I have been enjoying reading the stories from the classmates that have written in. It’s a reminder that through all the good times, as well as the bad, God is ever-present. I found this out in a very personal way, in the fall of 1971.

By this time I had made a total mess of my life. In less than three years, I had lost the most wonderful Christian (and pretty) girl that God had placed in my life. I had lost both my parents, my health and my Faith. It’s hard to imagine, looking back, but it was drugs, alcohol, and fear. I was having major anxiety attacks and depression. Every morning, my first thought was ‘is this going to be the day’. I was to the point where it was too much to handle.

I was spending a lot of time in and out of the hospital. While in Vietnam, I had developed a severe kidney disease from agent orange. (I was later operated on for cancer).

I didn’t realize that I was going to write all of this. The good news is though, one evening I walked into a small white church in Colorado Springs. I have absolutely no recollection of the service. What I will never forget, however, is walking out of that little church totally free. I felt clean and washed. The fear was gone! Looking back, I realize that it was spiritual darkness. It was real, but the power of God is greater!

My discharge date was delayed because I was still in the hospital at that time. I had no idea where I would go when I got out. One day someone came by and said I had a letter. Lennie and I hadn’t communicated in over a year and a half. I held her letter for a long time, afraid to open it. I guess I thought it was a wedding announcement or something. Anyway, I was discharged December the 15th. We were married two weeks later on Christmas Eve.

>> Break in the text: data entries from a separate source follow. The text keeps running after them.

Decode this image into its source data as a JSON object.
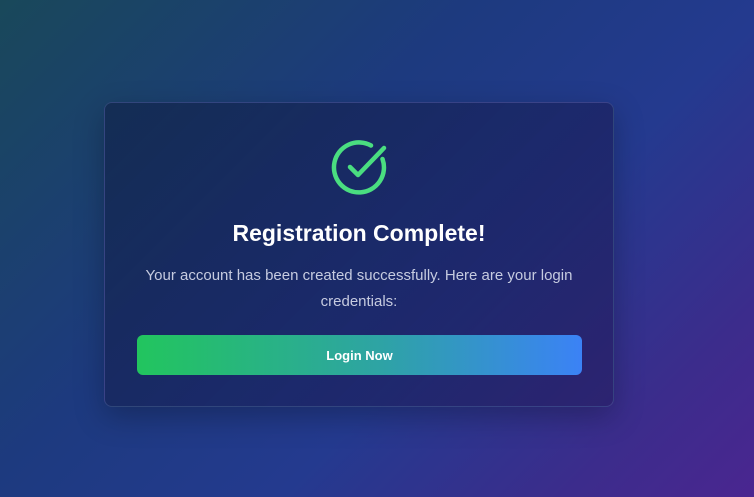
{
  "dialog": {
    "icon": "check-circle-icon",
    "title": "Registration Complete!",
    "message": "Your account has been created successfully. Here are your login credentials:",
    "login_button_label": "Login Now"
  },
  "colors": {
    "success": "#4ade80",
    "button_gradient_start": "#22c55e",
    "button_gradient_end": "#3b82f6"
  }
}
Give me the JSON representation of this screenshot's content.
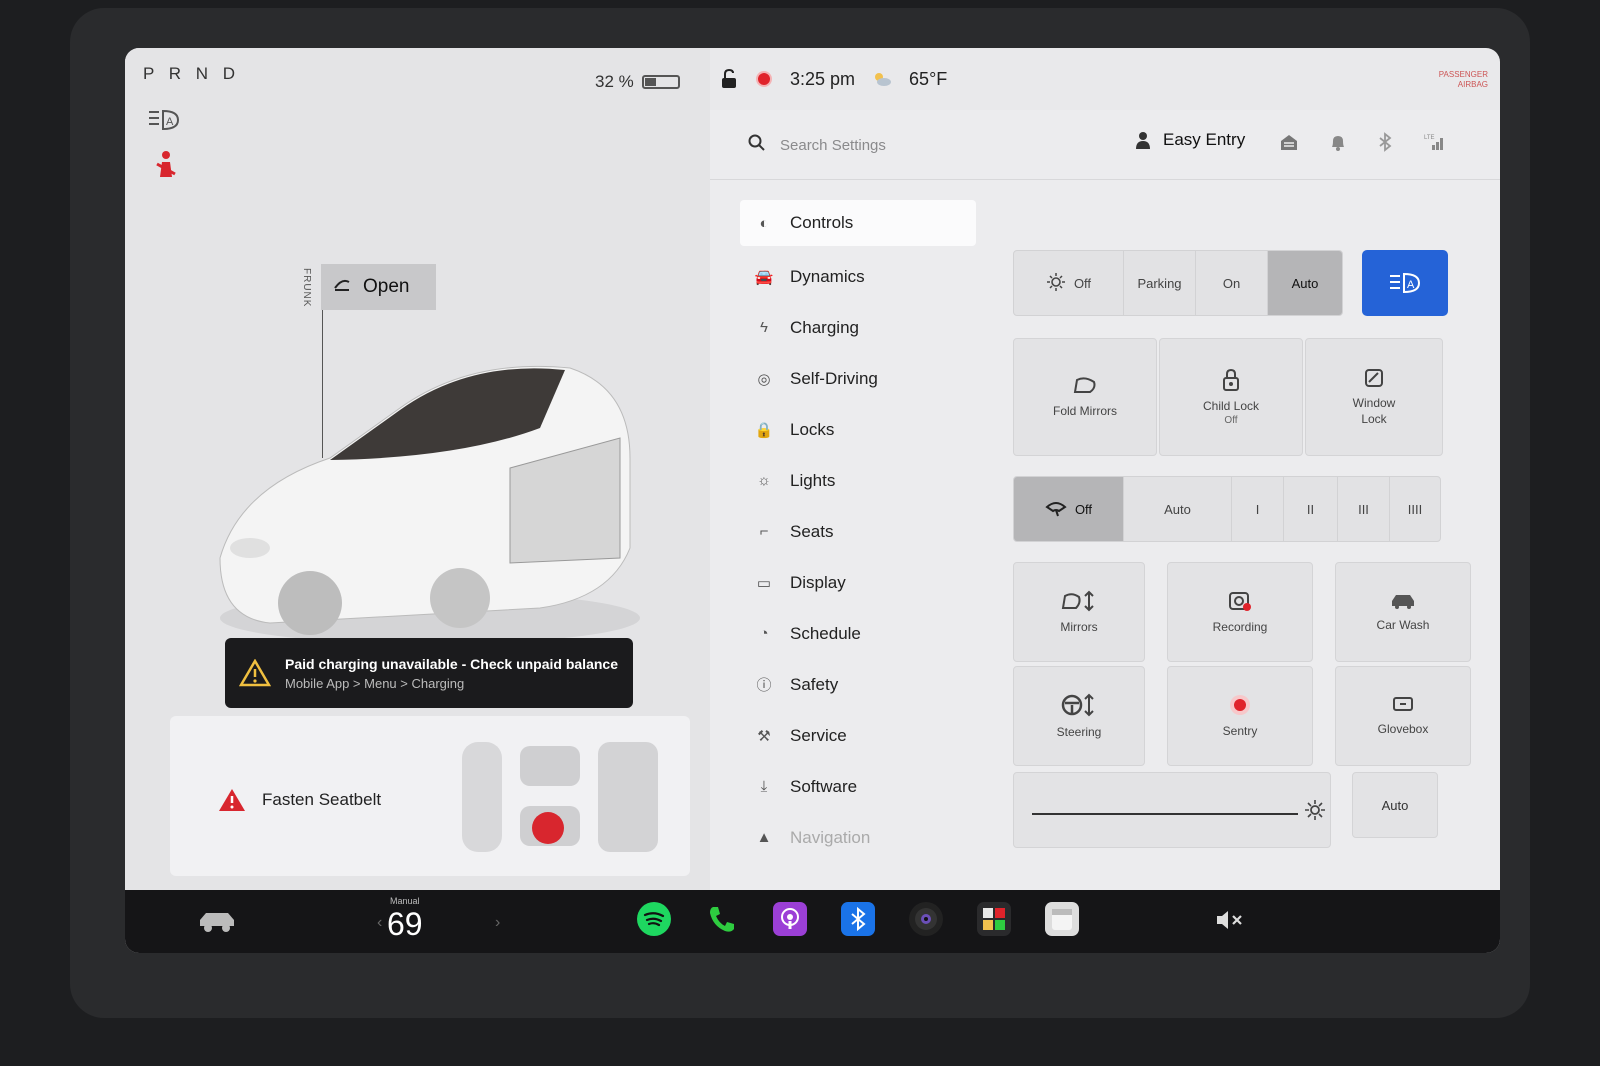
{
  "drive": {
    "gear_selector": "P R N D"
  },
  "battery": {
    "percent_text": "32 %",
    "level": 0.32
  },
  "status_bar": {
    "time": "3:25 pm",
    "temperature": "65°F",
    "airbag_line1": "PASSENGER",
    "airbag_line2": "AIRBAG"
  },
  "car_panel": {
    "frunk_label": "FRUNK",
    "frunk_button": "Open",
    "alert_title": "Paid charging unavailable - Check unpaid balance",
    "alert_path": "Mobile App > Menu > Charging",
    "seatbelt_warning": "Fasten Seatbelt"
  },
  "settings": {
    "search_placeholder": "Search Settings",
    "profile_name": "Easy Entry",
    "menu": [
      {
        "label": "Controls",
        "icon": "toggle-icon"
      },
      {
        "label": "Dynamics",
        "icon": "car-icon"
      },
      {
        "label": "Charging",
        "icon": "bolt-icon"
      },
      {
        "label": "Self-Driving",
        "icon": "steering-wheel-icon"
      },
      {
        "label": "Locks",
        "icon": "lock-icon"
      },
      {
        "label": "Lights",
        "icon": "light-icon"
      },
      {
        "label": "Seats",
        "icon": "seat-icon"
      },
      {
        "label": "Display",
        "icon": "display-icon"
      },
      {
        "label": "Schedule",
        "icon": "clock-icon"
      },
      {
        "label": "Safety",
        "icon": "safety-icon"
      },
      {
        "label": "Service",
        "icon": "wrench-icon"
      },
      {
        "label": "Software",
        "icon": "download-icon"
      },
      {
        "label": "Navigation",
        "icon": "navigation-icon"
      }
    ]
  },
  "controls": {
    "headlights": {
      "options": [
        "Off",
        "Parking",
        "On",
        "Auto"
      ],
      "selected": "Auto"
    },
    "fold_mirrors": "Fold Mirrors",
    "child_lock": "Child Lock",
    "child_lock_state": "Off",
    "window_lock_line1": "Window",
    "window_lock_line2": "Lock",
    "wipers": {
      "options": [
        "Off",
        "Auto",
        "I",
        "II",
        "III",
        "IIII"
      ],
      "selected": "Off"
    },
    "mirrors": "Mirrors",
    "recording": "Recording",
    "car_wash": "Car Wash",
    "steering": "Steering",
    "sentry": "Sentry",
    "glovebox": "Glovebox",
    "brightness_auto": "Auto"
  },
  "taskbar": {
    "temp_mode": "Manual",
    "temp_value": "69"
  },
  "colors": {
    "accent_blue": "#2563d7",
    "alert_red": "#e0232b",
    "spotify_green": "#1ed760",
    "phone_green": "#2ecc40",
    "podcast_purple": "#9b3fd6",
    "bluetooth_blue": "#1a73e8"
  }
}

God has been very good. We have a son and two daughters, and good crop of grandkids.
God is good and His mercy is forever.
~Bill

CALLUSES ON OUR SOULS

We built calluses
On our souls

Each event
Each experience

Adding a new layer
A toughening

Which allowed
Us to survive

Practice
Made us perfect

We no longer
Felt much of anything

The pain
Became nonexistent

But it is still deep
Within our souls

As time goes on
The calluses soften

No longer used
Out of practice

Then the pain
Begins

Outside our
Realm of consciousness

The pain
Begins to build

As the tissues
Peel away

Until
The rawness

Is all
That remains

by Penni Evans
Vietnam Donut Dollie

The Vietnam Warriors Lament

The Vietnam Warrior’s Lament

Was it a war or was it not, a time of flux for some of us
A tumultuous time, a time to pray, a time of conflict, all tucked away
At times we share a look inside, a soul too numb, too vilified
We keep inside those horrid thoughts, we brand ourselves a deadman’s walk
In combat once, civilian now, a troubled soul yet to resolve
To we who know, a brotherhood, to others though, misunderstood
Address us now, the emptiness, the fragile man such hopelessness
Regard us then how ere you must, so quick to judge, with vile repress
Come back again and tell us now, how brave we were, a hero child
Once driven by uncertainty, a thing so wrong a travesty
As images steal our minds it seems, those wretched things we can’t redeem
Until they leave we lose control, we live again each dreadful role
Let’s lift our arms up to the sky and offer thanks, no withered cry
To us I say hold fast to that, forgive your heart, unbind your mind, left fear depart
And in the end, when time is done, look at the light where God is from
And at your end when you go home, the words will be, Come….Welcome Home

Written by; Gene Giunta

Vietnam, 1968-1969

Naval Mobile Construction Battalion Three

Gaston County Library Presentation

Saturday, 24 March 2018

Today I had the honor to speak at the Gaston County, North Carolina about my book, WHEN WE CAME HOME, How the Vietnam War changed those who served. I was joined by Vietnam veterans and those who have an interest in those tumultuous days.

The presentation was well received and followed by a lively round of questions. I was able to sign books for many who attended. I had the privilege of signing a book for Rev. Houston Matthews who is an Episcopal Priest and Vietnam veteran of the Marine Corps. He was severely wounded at Khe Sanh in 1968.

I thank the staff of the library for arranging this presentation!